Annotated Bibliography Database on Migrant Smuggling in Asia is launched
Bangkok (Thailand), 14 October 2014 - Smuggling is deeply ingrained in the process of irregular migration. Even though borders are porous in Southeast Asia, UNODC estimates that over 80% of irregular migrants rely on smugglers. Around half a million migrants mainly from Myanmar, but also from Cambodia and Lao PDR, are estimated to be smuggled into Thailand each year. As a major driver of irregular migration, smuggling contributes to make migrants vulnerable to abuse, exploitation and human trafficking. Also, smugglers expose migrants to severe, often life-threatening risk during the journey.
There is a critical need for data collection and information sharing so that policy development can be informed and built on evidence-based knowledge. Valid and reliable data is scarce due to the clandestine nature of migrant smuggling, and currently the information that exists is limited in accessibility.

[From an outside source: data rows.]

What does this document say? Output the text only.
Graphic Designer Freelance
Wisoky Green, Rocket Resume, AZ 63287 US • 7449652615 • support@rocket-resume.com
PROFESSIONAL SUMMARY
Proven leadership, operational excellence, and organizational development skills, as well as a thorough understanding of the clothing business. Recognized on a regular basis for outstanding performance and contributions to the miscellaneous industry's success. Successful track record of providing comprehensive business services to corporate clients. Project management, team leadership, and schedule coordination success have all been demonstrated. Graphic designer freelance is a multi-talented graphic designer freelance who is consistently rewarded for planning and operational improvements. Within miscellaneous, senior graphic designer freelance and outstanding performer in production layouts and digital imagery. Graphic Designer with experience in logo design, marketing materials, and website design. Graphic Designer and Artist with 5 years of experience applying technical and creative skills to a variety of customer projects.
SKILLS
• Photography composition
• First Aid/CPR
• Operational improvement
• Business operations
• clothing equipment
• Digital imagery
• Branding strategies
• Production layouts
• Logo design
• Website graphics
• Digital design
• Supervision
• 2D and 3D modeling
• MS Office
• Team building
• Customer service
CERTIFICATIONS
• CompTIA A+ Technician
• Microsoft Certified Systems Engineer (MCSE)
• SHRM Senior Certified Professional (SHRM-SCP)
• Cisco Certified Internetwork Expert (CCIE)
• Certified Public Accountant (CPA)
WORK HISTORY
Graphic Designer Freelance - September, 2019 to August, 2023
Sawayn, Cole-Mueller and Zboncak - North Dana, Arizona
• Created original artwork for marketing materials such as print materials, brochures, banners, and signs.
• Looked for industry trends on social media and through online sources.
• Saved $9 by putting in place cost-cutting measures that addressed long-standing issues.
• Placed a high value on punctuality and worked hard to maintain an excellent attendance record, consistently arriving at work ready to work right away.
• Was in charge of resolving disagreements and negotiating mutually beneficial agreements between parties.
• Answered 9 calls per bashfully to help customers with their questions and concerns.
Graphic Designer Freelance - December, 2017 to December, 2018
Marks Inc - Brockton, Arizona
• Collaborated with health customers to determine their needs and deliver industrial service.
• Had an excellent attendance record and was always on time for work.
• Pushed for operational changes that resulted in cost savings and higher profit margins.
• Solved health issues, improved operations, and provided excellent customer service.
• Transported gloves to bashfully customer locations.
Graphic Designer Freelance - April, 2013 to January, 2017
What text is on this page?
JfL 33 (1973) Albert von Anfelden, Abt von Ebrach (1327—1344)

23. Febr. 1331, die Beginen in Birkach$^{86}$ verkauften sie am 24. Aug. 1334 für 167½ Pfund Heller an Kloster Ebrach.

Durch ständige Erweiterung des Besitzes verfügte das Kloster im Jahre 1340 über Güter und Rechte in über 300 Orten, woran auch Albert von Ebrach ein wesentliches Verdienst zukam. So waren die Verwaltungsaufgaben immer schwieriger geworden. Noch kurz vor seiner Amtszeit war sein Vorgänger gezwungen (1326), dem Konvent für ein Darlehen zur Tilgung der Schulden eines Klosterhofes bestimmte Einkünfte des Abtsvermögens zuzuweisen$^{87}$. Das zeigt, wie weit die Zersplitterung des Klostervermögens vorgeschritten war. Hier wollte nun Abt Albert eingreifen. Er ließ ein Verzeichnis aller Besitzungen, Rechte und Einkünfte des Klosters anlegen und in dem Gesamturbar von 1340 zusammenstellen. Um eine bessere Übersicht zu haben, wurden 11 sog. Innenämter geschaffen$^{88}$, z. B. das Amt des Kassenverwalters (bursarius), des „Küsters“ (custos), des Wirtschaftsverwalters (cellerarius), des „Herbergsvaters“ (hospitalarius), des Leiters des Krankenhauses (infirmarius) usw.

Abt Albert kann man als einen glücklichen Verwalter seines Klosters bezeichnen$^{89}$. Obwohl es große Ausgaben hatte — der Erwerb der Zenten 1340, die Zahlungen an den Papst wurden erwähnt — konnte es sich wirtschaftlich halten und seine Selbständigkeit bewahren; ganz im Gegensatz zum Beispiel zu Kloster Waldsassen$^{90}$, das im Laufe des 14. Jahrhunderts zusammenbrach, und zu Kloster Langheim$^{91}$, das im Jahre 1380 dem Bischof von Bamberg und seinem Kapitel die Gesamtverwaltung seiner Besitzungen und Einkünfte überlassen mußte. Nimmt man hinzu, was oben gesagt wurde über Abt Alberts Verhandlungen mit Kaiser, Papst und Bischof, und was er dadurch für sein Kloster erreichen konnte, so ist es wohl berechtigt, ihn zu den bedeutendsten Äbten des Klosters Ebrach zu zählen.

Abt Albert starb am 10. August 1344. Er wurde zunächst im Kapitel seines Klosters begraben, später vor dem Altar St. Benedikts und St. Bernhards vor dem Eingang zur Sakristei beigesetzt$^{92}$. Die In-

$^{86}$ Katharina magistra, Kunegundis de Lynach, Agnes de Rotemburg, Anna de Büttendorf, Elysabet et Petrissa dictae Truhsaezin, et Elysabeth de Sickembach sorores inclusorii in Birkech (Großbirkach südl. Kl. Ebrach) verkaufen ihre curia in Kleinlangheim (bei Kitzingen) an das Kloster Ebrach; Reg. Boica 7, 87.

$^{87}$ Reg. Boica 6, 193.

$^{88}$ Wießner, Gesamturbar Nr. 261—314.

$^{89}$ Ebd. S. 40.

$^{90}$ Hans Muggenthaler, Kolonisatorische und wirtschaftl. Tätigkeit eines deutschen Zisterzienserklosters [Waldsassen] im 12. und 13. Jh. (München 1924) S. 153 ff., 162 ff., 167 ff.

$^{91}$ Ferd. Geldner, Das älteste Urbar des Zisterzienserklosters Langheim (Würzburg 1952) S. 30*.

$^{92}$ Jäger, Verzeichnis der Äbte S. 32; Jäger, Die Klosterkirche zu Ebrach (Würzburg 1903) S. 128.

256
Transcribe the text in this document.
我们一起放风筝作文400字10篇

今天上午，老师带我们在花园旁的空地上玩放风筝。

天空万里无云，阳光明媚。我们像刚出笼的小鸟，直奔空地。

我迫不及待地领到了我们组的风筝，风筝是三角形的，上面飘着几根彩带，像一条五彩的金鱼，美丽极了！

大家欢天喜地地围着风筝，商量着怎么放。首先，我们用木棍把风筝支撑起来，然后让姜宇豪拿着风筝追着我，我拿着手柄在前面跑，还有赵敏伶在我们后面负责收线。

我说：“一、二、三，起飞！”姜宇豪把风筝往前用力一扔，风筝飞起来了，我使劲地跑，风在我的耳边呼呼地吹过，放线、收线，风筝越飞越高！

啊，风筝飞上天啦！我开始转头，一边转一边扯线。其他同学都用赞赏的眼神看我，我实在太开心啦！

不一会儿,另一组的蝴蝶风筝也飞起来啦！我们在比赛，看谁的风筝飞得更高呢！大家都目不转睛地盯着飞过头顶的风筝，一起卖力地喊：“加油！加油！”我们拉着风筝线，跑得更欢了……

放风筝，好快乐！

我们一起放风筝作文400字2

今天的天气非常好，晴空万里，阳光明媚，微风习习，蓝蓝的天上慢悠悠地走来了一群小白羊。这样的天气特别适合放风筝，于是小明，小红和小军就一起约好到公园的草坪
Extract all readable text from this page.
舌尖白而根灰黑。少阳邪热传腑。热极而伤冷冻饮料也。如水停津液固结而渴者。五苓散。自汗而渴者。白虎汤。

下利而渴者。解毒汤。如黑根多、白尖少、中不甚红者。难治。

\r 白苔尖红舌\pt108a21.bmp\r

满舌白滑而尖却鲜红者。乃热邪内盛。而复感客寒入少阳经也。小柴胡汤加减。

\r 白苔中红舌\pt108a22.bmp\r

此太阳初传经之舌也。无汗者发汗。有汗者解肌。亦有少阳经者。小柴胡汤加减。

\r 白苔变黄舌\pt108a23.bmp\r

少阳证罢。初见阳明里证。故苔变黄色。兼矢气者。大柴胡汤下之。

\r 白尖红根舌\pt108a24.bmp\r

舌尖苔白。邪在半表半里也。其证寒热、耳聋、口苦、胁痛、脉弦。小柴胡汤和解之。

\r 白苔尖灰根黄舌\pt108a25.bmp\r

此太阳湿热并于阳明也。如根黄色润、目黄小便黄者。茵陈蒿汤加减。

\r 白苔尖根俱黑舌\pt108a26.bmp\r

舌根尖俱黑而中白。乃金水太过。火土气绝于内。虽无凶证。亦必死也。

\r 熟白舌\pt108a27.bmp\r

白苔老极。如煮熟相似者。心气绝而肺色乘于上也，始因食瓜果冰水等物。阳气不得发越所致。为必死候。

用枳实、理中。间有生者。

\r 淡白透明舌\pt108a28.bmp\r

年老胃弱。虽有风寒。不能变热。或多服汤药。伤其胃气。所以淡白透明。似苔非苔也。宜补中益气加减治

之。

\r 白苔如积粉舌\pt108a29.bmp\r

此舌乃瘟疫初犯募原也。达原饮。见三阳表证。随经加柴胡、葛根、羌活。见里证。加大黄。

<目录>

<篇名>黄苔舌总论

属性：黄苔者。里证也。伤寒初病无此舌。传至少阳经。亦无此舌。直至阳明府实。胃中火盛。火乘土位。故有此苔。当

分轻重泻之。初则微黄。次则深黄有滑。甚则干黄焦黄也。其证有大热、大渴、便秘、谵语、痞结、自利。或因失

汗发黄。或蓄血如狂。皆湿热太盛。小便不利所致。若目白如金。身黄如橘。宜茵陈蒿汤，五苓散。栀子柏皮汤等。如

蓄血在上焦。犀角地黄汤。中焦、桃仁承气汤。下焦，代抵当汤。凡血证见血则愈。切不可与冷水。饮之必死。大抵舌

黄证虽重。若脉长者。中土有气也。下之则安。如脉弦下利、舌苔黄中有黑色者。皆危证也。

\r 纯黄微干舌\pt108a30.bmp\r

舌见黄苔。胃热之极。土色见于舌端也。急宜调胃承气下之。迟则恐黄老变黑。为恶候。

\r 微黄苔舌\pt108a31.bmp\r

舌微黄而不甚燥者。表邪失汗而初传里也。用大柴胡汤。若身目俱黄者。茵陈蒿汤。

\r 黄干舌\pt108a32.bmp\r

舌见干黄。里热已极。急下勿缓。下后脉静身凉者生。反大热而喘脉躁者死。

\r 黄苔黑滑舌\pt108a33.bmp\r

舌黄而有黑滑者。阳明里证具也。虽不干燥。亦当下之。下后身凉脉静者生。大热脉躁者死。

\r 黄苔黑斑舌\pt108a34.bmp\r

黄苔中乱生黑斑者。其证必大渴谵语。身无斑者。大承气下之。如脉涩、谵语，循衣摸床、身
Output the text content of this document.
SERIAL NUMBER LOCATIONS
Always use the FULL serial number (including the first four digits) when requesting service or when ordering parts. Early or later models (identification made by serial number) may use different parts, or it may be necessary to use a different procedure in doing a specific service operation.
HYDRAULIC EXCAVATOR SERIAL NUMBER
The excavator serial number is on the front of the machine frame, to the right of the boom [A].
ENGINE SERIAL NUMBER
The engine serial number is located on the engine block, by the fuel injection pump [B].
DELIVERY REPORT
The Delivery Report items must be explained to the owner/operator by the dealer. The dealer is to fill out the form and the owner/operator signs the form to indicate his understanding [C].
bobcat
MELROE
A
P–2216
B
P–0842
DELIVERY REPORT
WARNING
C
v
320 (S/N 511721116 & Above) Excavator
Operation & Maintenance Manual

To share and extend the reach of evidence-based migrant smuggling resources, UNODC has created the Bibliographic Database on Migrant Smuggling and Related Conduct.
"As guardian of the United Nations Convention against Transnational Organized Crime and its supplementing Protocol against the Smuggling of Migrants by Land, Sea and Air, UNODC's primary goal is to promote global adherence to these instruments and assist states in their efforts to effectively implement them," explained Mr. Sebastian Baumeister, UNODC's Project Coordinator on Migrant Smuggling and Human Trafficking. " A crucial prerequisite to respond to these challenges is fostering evidence-based knowledge on migrant smuggling to raise awareness and inform effective policy development".
The Bibliographic Database on Migrant Smuggling and Related Conduct is a database of 300 synthesized publications on migrant smuggling previously collected, synthesized and published by UNODC in two Annotated Bibliographies. The first was published in 2012 and an updated version, volume II, in 2014. These publications review the available body of empirical knowledge to create an information database and identify the gaps in what is known about the smuggling of migrants around and out of the region.
Integrated into UNODC's SHaring Electronic Resources and Laws On Crime (SHERLOC) and available here, this Annotated Bibliographic database offers a platform for information sharing and is a key resource to improve evidence-based knowledge and inform policy development.